To be sure, an explanation to this aberration surfaced, but it was just as eyebrow raising as logic behind the great announcement. Seemingly November numbers contained major error and had to be revised by 60,000. But even this doesn’t add up. If 60,000 equals about the 0.7% improvement, this would mean that total number of unemployed is only about 1 million and we know it is much higher. None of this makes any sense. Either there is some kind of political consideration in making statistics looking better, or people compiling them are incompetent. After all, not that long ago GDP numbers were revised as well, casting a deep shadow of doubt on accuracy and integrity of these figures.

And let’s make it clear that this is important report.

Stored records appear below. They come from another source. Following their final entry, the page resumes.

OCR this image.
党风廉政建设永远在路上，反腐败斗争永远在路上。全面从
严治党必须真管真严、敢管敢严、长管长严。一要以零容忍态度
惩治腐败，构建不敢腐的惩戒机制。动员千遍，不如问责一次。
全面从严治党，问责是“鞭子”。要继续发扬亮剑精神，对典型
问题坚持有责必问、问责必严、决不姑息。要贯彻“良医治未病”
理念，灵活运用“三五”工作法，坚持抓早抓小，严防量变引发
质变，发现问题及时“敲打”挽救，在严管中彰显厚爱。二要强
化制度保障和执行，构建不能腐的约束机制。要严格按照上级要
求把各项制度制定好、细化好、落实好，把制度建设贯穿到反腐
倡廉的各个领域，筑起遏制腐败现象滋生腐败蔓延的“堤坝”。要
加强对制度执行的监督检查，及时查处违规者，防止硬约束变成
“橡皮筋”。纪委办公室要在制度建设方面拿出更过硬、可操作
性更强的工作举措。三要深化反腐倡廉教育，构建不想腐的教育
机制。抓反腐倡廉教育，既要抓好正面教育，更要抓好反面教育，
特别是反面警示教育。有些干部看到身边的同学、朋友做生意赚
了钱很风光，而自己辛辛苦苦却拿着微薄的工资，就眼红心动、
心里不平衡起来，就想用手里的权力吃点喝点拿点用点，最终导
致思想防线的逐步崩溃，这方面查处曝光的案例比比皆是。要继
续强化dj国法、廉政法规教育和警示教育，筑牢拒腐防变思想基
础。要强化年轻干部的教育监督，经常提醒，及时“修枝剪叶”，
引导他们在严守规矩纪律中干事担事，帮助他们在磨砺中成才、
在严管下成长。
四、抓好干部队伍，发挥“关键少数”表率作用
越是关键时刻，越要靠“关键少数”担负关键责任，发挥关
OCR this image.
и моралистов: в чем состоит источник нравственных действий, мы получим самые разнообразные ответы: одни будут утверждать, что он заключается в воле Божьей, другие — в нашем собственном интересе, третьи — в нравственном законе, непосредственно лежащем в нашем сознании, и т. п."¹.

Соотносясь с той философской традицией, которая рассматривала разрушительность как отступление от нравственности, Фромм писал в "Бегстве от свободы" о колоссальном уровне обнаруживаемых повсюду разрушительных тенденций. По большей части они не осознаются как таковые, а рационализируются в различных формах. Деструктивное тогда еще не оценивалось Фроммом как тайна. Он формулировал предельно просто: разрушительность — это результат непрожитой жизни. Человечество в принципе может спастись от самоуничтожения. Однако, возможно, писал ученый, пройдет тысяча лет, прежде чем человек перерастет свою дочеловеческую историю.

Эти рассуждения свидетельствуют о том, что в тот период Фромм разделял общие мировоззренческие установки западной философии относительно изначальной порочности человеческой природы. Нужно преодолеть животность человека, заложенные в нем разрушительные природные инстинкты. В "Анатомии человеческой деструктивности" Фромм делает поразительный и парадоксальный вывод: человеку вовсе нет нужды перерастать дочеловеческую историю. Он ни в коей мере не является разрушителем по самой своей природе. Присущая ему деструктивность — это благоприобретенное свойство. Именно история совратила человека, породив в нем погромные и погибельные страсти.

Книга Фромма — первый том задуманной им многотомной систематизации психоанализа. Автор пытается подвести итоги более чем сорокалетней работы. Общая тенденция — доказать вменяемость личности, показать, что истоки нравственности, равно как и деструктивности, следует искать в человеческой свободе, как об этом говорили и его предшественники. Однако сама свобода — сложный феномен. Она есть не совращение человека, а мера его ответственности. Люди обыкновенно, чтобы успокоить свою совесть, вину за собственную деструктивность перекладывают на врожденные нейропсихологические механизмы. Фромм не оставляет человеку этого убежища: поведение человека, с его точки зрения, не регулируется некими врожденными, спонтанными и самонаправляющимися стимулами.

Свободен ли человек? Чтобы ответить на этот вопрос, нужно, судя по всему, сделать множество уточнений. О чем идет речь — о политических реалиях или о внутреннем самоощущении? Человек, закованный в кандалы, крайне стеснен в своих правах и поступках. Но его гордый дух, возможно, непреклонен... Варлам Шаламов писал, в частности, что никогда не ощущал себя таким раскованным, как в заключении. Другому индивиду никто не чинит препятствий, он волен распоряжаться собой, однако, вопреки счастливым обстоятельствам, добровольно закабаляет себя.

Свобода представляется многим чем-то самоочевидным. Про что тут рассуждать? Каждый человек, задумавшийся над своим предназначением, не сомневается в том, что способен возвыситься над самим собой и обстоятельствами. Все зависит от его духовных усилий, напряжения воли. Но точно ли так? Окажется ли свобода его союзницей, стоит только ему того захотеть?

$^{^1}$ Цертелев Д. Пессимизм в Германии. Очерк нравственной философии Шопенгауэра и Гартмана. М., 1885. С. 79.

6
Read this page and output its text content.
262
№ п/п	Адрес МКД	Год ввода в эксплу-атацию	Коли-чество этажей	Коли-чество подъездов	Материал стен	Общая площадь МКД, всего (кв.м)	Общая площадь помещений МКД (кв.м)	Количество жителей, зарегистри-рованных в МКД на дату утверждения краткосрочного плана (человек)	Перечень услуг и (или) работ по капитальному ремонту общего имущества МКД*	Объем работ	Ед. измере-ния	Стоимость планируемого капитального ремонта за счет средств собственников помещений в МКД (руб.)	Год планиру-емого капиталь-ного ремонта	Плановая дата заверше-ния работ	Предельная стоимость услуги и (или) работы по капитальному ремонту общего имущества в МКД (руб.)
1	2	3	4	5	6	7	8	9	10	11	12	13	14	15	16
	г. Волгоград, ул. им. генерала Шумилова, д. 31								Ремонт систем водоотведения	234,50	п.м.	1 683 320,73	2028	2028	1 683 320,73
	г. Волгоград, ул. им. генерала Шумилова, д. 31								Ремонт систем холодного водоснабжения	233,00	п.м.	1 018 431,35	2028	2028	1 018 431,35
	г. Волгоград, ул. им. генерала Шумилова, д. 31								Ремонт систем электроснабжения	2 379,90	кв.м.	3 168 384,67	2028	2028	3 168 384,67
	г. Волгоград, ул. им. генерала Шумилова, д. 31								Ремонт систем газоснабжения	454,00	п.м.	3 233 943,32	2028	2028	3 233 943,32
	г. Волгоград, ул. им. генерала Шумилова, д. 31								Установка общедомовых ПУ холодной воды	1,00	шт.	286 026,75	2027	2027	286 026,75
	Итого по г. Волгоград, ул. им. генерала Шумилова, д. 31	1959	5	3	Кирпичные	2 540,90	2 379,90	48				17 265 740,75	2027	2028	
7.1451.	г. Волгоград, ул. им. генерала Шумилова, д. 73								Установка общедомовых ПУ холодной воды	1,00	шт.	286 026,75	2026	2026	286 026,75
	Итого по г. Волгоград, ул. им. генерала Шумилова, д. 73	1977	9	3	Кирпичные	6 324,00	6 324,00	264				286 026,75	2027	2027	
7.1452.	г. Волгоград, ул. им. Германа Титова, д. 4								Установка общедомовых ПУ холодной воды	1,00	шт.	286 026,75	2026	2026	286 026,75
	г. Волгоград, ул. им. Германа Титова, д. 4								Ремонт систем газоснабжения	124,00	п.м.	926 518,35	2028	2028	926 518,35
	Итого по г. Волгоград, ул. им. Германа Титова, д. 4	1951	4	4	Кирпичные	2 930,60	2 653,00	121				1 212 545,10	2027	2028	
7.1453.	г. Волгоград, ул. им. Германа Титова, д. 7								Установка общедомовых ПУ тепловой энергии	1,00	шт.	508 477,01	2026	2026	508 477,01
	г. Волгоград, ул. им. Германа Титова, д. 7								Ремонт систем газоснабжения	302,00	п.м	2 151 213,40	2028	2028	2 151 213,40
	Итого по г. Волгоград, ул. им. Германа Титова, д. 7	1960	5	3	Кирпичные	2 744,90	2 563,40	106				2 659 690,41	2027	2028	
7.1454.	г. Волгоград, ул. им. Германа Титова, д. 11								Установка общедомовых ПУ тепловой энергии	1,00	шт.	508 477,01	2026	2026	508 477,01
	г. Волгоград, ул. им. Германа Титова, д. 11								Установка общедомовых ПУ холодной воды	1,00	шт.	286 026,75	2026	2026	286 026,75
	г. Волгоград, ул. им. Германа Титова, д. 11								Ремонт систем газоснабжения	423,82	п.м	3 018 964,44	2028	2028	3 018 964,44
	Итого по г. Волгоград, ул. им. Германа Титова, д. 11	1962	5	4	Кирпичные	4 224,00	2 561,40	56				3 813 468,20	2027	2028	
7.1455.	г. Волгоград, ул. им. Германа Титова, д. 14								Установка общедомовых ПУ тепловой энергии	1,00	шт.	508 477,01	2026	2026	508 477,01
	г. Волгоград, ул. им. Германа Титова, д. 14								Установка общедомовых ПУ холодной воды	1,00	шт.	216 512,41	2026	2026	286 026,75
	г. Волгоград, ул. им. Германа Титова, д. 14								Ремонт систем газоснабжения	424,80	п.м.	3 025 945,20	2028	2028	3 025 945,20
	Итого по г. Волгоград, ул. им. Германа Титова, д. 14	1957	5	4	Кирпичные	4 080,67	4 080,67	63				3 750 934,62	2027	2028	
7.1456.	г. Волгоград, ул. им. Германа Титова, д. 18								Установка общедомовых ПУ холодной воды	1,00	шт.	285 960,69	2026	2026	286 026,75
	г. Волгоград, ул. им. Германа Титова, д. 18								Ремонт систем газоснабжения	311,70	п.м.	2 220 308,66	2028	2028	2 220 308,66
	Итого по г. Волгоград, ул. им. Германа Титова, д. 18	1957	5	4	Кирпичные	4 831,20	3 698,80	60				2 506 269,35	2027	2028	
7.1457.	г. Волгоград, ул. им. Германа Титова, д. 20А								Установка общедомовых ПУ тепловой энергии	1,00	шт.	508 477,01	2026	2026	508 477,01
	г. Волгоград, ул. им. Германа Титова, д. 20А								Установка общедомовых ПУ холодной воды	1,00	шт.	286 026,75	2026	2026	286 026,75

I don’t mean just for a handfull of speculators who purchased some half-ass e-book “Trade your way to riches with NFP reports”. These numbers influence policy making, job creation incentives and scores of other issues which eventually effect everybody to some degree. One would hope, no, not hope, expect, that something of this magnitude would be at least clear enough so as not to contradict itself. If anybody makes any sense out of it please let me know.

There was no update yesterday, because I was busy trading. Normally Friday is my short day, I like to start the weekend early. This time around I had many trades trying to play continuation moves after explosive Thursday. As soon as Employment news rule post was published, all currencies went into turbo charged mode. Almost all of the trades discussed earlier this week were closed within an hour or a little more. Turned out to be quite a day.